Assis, maintenant, dans une pose d’immense découragement, il se parlait à lui-même, oublieux de la présence de Simone :

— Dans les premières années, j’avais cru pouvoir être heureux… infiniment… indéfiniment… Nous nous adorions. Ma femme était pour moi une associée, courageuse et dévouée. Et puis, l’argent est arrivé… trop vite. Oh ! pas méchamment sans doute, mais inconsciemment, en enfant gâté. Pour un luxe que le monsieur trouve excessif, c’est la scène grotesque et lamentable : on raille, on insulte, on blesse et puis… on pleure un peu et le tour est joué. Ou bien, si le monsieur résiste, on boude jusqu’à ce qu’il ait cédé ; il n’y a gagné qu’un peu de temps… et beaucoup de tristesse. De tous ces malentendus répétés, un malaise naît, grandit, s’aggrave… et l’amour meurt. Et l’on est l’un et l’autre bien malheureux !

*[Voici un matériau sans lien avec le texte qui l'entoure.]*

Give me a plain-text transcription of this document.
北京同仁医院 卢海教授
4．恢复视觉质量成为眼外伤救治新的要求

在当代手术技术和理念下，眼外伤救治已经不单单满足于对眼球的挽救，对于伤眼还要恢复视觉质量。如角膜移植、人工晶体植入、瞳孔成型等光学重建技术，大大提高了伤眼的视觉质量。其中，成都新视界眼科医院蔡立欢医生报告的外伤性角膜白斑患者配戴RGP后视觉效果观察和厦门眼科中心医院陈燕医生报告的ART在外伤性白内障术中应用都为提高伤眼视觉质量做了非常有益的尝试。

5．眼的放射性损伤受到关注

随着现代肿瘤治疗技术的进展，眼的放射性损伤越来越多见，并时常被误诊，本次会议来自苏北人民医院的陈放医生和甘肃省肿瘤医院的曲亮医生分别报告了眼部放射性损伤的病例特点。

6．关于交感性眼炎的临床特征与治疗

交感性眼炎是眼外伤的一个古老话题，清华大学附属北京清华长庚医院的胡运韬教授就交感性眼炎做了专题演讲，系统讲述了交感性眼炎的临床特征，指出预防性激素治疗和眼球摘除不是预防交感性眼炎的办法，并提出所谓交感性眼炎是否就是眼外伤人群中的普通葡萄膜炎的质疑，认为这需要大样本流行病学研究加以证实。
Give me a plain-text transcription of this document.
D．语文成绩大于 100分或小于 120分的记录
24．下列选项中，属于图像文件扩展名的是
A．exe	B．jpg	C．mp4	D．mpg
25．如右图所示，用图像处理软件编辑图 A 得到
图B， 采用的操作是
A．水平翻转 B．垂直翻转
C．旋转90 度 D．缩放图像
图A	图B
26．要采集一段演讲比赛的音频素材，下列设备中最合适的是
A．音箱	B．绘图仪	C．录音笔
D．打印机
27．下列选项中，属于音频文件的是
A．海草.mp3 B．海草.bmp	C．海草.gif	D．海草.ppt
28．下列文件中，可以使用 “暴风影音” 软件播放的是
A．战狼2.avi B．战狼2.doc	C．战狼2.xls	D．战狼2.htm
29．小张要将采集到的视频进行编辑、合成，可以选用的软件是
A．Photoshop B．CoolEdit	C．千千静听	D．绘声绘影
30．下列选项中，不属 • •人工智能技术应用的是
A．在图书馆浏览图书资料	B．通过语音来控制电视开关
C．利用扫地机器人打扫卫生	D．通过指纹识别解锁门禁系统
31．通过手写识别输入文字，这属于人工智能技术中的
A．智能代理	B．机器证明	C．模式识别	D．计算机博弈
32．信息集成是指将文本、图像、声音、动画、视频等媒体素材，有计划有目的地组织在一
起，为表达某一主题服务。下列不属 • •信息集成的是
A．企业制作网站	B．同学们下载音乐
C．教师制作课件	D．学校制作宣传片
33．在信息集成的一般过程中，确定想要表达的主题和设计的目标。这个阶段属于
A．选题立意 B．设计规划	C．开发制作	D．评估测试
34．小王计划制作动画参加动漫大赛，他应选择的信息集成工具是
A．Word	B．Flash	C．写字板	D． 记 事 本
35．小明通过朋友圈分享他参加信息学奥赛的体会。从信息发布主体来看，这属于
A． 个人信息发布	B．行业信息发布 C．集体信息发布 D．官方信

Devant cet homme si courageux, que la Providence avait semblé favoriser et qui mettait ainsi à nu une âme vibrante de détresse, Simone, profondément remuée, ne put s’empêcher de murmurer :

— Et vous êtes plus près du bonheur… et vous êtes plus près de Dieu. Vos souffrances, vos blessures, causées par le Destin, vous élèvent, les nôtres, filles de la haine et de la cupidité nous abaissent.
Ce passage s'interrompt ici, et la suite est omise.